"...hasta que el prófugo olvidó de que escapaba"
Sentada,
en la madera incómoda,
la acusada espera la sentencia.
Su corazón late aún más fuerte
que cuando creyó amar.
Más veloz,
que aquella mañana junto al río de domingo,
trece de febrero.
Hoy, abril veintidós,
cualquiera sea el fallo,
igual creerá ganar.
Lamentablemente, se eligió víctima y victimaria.
También ha digitado su juez:
un tonto que desde siempre supo cual era el fallo.
No hizo falta jurar sobre ningún libro santo.
Los ojos de la niña bella no mienten.
Ésta vez reclaman justicia, merecida justicia,
(no es culpable más que de hacerme feliz).
Tres martillazos sobre la mesa de dos patas (equilibrio justo, milagroso), agrietan el silencio de la sala.
Sólos,
respiran acincopados ella y el juez.
Se miran fijo, dulces.
No se dan lugar a falsos testimonios.
Ella declara con sus manos,
con palabras muy demás, innecesarias para él.

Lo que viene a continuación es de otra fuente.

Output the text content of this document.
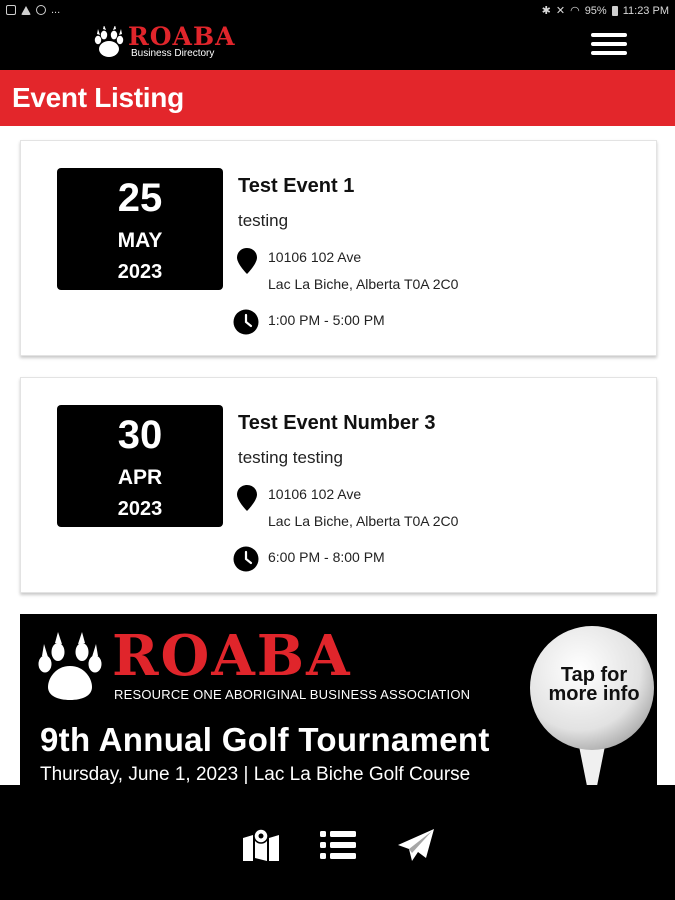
...	✱ ✕ ◠ 95% 11:23 PM
ROABA
Business Directory
Event Listing
25
MAY
2023
Test Event 1
testing
10106 102 Ave
Lac La Biche, Alberta T0A 2C0
1:00 PM - 5:00 PM
30
APR
2023
Test Event Number 3
testing testing
10106 102 Ave
Lac La Biche, Alberta T0A 2C0
6:00 PM - 8:00 PM
ROABA
RESOURCE ONE ABORIGINAL BUSINESS ASSOCIATION
9th Annual Golf Tournament
Thursday, June 1, 2023 | Lac La Biche Golf Course
Tap for
more info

Sin ropas ni discursos de protocolo,
interrumpe a la defensa:
-¡Libertad!, ¡Por siempre libre!-
Pero la dama apenas sonríe.
Festejo disimulado.
Sus ojos no mienten.
En ellos conviven la felicidad de la acusada libre
y el fastidio de la injusta demandante por perder el caso.
El juez es quien será juzgado ahora.
¿Será libre?
En sus honestos ojos verdes; la venda.
En sus manos (nuestras); la balanza.